Saturday, 18 July 2009
Bromine Stinks, of course
My wife was reading something from William James that sent me running to the dictionary. He used the term "fuliginous mist", and I had no clue about its meaning. The definition (in case you didn't know either) is :""Fuliginous" is a word with a dark and dirty past -- it derives from
"fuligo," the Latin word for "soot." In an early sense (now obsolete),
"fuliginous" was used to describe noxious bodily vapors once thought to be
produced by organic processes. The 'sooty' sense, which English speakers have
been using since the early 1620s, can be used to describe everything from dense
fogs and malevolent clouds to overworked chimney sweeps. "
It reminded me of something I read recently about the discovery of Bromine
I Came across this on Elementymology & Elements Multidict by Peter van der Krogtl, and couldn't resist posting...
Bromine was discovered by two scientists working independently.
Antoine-Jérôme Balard (1802-1876), who was working in a pharmacy school in Montpellier, studying the brown seaweed Fucus, at that time Iodine was manufactured from ash of calcinated Fucus. Balard isolated a new substance. At first he thought that it was a Chlorine or Iodine compound. As he could not isolate the compound, he suggested to have found a new chemical element. Balard suggested the name muride, from the Latin word "muria" for brine.
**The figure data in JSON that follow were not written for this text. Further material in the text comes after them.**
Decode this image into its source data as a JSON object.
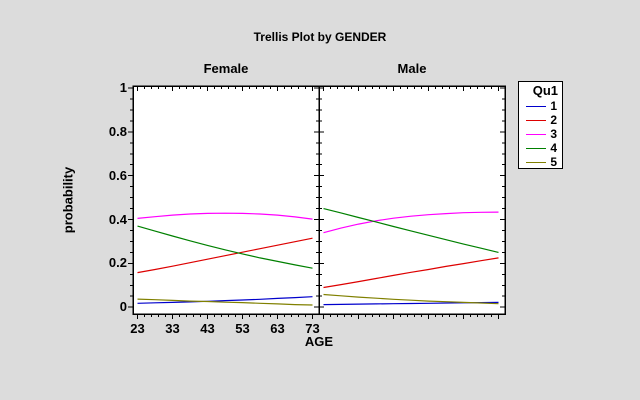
{
  "title": "Trellis Plot by GENDER",
  "colors": {
    "background": "#dcdcdc",
    "panel_background": "#ffffff",
    "frame": "#000000",
    "text": "#000000",
    "series": {
      "1": "#0000cc",
      "2": "#dd0000",
      "3": "#ff00ff",
      "4": "#008000",
      "5": "#808000"
    }
  },
  "y_axis": {
    "label": "probability",
    "tick_labels": [
      "1",
      "0.8",
      "0.6",
      "0.4",
      "0.2",
      "0"
    ],
    "tick_values": [
      1,
      0.8,
      0.6,
      0.4,
      0.2,
      0
    ]
  },
  "x_axis": {
    "label": "AGE",
    "tick_labels": [
      "23",
      "33",
      "43",
      "53",
      "63",
      "73"
    ],
    "tick_values": [
      23,
      33,
      43,
      53,
      63,
      73
    ]
  },
  "legend": {
    "title": "Qu1",
    "items": [
      {
        "label": "1",
        "color": "#0000cc"
      },
      {
        "label": "2",
        "color": "#dd0000"
      },
      {
        "label": "3",
        "color": "#ff00ff"
      },
      {
        "label": "4",
        "color": "#008000"
      },
      {
        "label": "5",
        "color": "#808000"
      }
    ]
  },
  "chart_data": {
    "type": "line",
    "title": "Trellis Plot by GENDER",
    "trellis_by": "GENDER",
    "xlabel": "AGE",
    "ylabel": "probability",
    "xlim": [
      23,
      73
    ],
    "ylim": [
      0,
      1
    ],
    "x": [
      23,
      28,
      33,
      38,
      43,
      48,
      53,
      58,
      63,
      68,
      73
    ],
    "panels": [
      {
        "title": "Female",
        "series": [
          {
            "name": "1",
            "color": "#0000cc",
            "values": [
              0.018,
              0.02,
              0.022,
              0.024,
              0.027,
              0.03,
              0.033,
              0.036,
              0.04,
              0.044,
              0.048
            ]
          },
          {
            "name": "2",
            "color": "#dd0000",
            "values": [
              0.158,
              0.172,
              0.187,
              0.203,
              0.219,
              0.235,
              0.251,
              0.267,
              0.283,
              0.299,
              0.315
            ]
          },
          {
            "name": "3",
            "color": "#ff00ff",
            "values": [
              0.405,
              0.413,
              0.42,
              0.425,
              0.428,
              0.429,
              0.428,
              0.425,
              0.42,
              0.412,
              0.402
            ]
          },
          {
            "name": "4",
            "color": "#008000",
            "values": [
              0.37,
              0.347,
              0.325,
              0.303,
              0.282,
              0.262,
              0.243,
              0.225,
              0.209,
              0.193,
              0.178
            ]
          },
          {
            "name": "5",
            "color": "#808000",
            "values": [
              0.037,
              0.034,
              0.031,
              0.028,
              0.026,
              0.023,
              0.021,
              0.018,
              0.015,
              0.012,
              0.01
            ]
          }
        ]
      },
      {
        "title": "Male",
        "series": [
          {
            "name": "1",
            "color": "#0000cc",
            "values": [
              0.012,
              0.013,
              0.014,
              0.015,
              0.016,
              0.017,
              0.018,
              0.019,
              0.02,
              0.021,
              0.022
            ]
          },
          {
            "name": "2",
            "color": "#dd0000",
            "values": [
              0.09,
              0.103,
              0.117,
              0.131,
              0.145,
              0.159,
              0.172,
              0.186,
              0.199,
              0.212,
              0.225
            ]
          },
          {
            "name": "3",
            "color": "#ff00ff",
            "values": [
              0.34,
              0.361,
              0.379,
              0.394,
              0.406,
              0.415,
              0.422,
              0.427,
              0.431,
              0.433,
              0.434
            ]
          },
          {
            "name": "4",
            "color": "#008000",
            "values": [
              0.45,
              0.43,
              0.409,
              0.389,
              0.368,
              0.348,
              0.328,
              0.308,
              0.288,
              0.269,
              0.25
            ]
          },
          {
            "name": "5",
            "color": "#808000",
            "values": [
              0.058,
              0.052,
              0.046,
              0.041,
              0.036,
              0.032,
              0.028,
              0.025,
              0.022,
              0.019,
              0.016
            ]
          }
        ]
      }
    ],
    "legend_title": "Qu1",
    "legend_position": "right",
    "grid": false
  }
}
The French Academy of Science, in turn, proposed the name brome from the Greek word bromos meaning stench (note) to indicate its strong irritating odor. In English the suffix -ine was added, since this suffix was previously used for other halogens
Almost simultaneously, in the Autumn of 1825, student Carl Löwig (1803-1890) took a bottle of a reddish liquid with an unpleasant smell to the Laboratory of Medicine and Chemistry of Prof. Leopold Gmelin (1788-1853), at the University of Heidelberg. Löwig told Gmelin that the liquid, of mineral origin, resulted from the treatment with gaseous Chlorine, thus explaining the red color. Gmelin realized that this was an unknown substance and encouraged Löwig to produce more of it so they could study it in detail. Unfortunately, winter exams and the holidays delayed Löwig's work too long. In the mean time, in 1826, Balard published his paper describing the new element.
The Japanese name has the same meaning. For the writing they use the two Chinese characters 臭 shuu kyuu = smell, stink, emit foul odor, and 素 "so" (elementary, principle, naked, or uncovered).